3. O suporte fático normativo previsto no art. 1.146 do CC/02, impõe outros requisitos além da mera transferência do estabelecimento comercial para a cristalização da solidariedade entre alienante e adquirente, notadamente a exigência de regular contabilização dos débitos anteriores à alteração, circunstancia que não foi sequer alvo de argumentação da parte recursal. ”

Perceba o perigo do trespasse informal. A informalidade pode custar muito caro ao alienante. O alienante pensa estar fechando um bom negócio, porém está arrumando um problema.

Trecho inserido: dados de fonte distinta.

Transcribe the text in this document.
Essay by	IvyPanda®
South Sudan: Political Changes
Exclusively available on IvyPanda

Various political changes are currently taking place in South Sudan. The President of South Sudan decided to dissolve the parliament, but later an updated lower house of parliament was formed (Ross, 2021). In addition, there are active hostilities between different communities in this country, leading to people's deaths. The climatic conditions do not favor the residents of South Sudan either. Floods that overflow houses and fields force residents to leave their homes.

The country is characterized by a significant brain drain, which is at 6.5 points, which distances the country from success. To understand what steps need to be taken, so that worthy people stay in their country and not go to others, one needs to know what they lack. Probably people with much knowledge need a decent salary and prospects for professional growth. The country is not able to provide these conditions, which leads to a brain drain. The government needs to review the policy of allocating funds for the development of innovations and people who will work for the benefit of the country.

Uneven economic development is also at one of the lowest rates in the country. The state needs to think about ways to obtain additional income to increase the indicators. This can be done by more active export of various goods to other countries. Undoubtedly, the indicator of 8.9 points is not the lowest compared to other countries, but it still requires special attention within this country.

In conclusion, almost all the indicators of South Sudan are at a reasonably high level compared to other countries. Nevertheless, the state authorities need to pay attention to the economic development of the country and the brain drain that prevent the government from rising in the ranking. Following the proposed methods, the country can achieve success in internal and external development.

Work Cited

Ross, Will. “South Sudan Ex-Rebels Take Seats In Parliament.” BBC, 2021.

Isto não é tudo, ainda existem implicações tributárias. O art. 123 do CTN aponta: “Salvo disposições de lei em contrário, as convenções particulares, relativas à responsabilidade pelo pagamento de tributos, não podem ser opostas à Fazenda Pública, para modificar a definição legal do sujeito passivo das obrigações tributárias correspondentes”. Ou seja, no trespasse informal, o alienante não se liberta nunca da obrigação tributária.

Agora, havendo o trespasse, corretamente, e para tal deve-se continuar a respectiva exploração do estabelecimento pelo adquirente, o art. 133, do mesmo dispositivo, aponta que o adquirente assume o passivo tributário, mesmo quando não contabilizado, integralmente se o alienante cessa a exploração e subsidiariamente com o alienante, se este continua ou reinicia em até 6 meses uma nova atividade no mesmo ou em outro ramo.  

3.2. Concorrência

Segundo o “art. 1.147. Não havendo autorização expressa, o alienante do estabelecimento não pode fazer concorrência ao adquirente, nos cinco anos subsequentes à transferência. ”

O prazo é de 5 anos, mas é possível pactuar prazo maior. Entretanto, para que haja concorrência antes do prazo legal é necessária autorização expressa do adquirente. Vemos que há um movimento de proteção do adquirente contra concorrência desleal do alienante, que, por vezes, tem mais capital, mais relacionamentos na área e mais expertise no ramo.

O REsp 680.815/PR, Relator ministro Raul Araújo, 4° turma, julgado em 20.03.2014 pelo STJ traz um caso sobre violação ao princípio da concorrência, por excesso do adquirente, o que nos permite ver o dispositivo, não apenas como protetivo ao adquirente, mas ao alienante também, vejamos: “Mostra-se abusiva a vigência por prazo indeterminado da cláusula de “não restabelecimento”, pois o ordenamento jurídico pátrio, salvo expressas exceções, não se coaduna com a ausência de limitações temporais em cláusulas restritivas ou de vedação do exercício de direitos. Assim, deve-se afastar a limitação por tempo indeterminado, fixando-se o limite temporal de vigência por cinco anos contados da data do contrato, critério razoável adotado no art. 1.147 do CC/02. ”

O caso é interessante porque mostra que assim como existe o limite temporal mínimo que protege o adquirente, existe também um limite máximo que protege o direito do alienante de voltar a explorar um negócio.

Ainda sobre a concorrência citamos o seguinte julgado, sobre o non compite legal, AgInt no AResp 1239219/RS, Relator ministro Felipe Salomão, 4° turma, julgado em 08.05.2018 pelo STJ: “O tribunal de origem concluiu, após análise dos elementos fático-probatório dos autos, e cláusulas contratuais, que: III) No caso ora examinado, não ocorreu a alienação de estabelecimento empresarial de forma própria, mas cessão de quotas em acordo que implicou na dissolução parcial de sociedade. O fundamento, portanto, é diverso daquele que enseja aplicação imediata do art. 1.147 do CC/02. Se houvesse cláusula expressa vedando a constituição de nova sociedade, aí sim poderia se cogitar em concorrência indevida do réu ***. Como, entretanto, não há tal disposição dentre as firmadas quando da dissolução parcial da sociedade, descabida a incidência do art. 1.147 do Código Civil e a declaração de qualquer tipo de concorrência desleal”.

O julgado é interessantíssimo. Basicamente, o brilhante relator está dizendo para não confundir trespasse com cessão de quotas. O non compite legal previsto no art. 1.147 do CC/02 ocorre no trespasse, e não na cessão de quotas. Como já exarado no texto são operações completamente diferentes. É possível sim o non compite na cessão de quotas, mas de forma contratual. Como não foi previsto no contrato, o STJ não concedeu.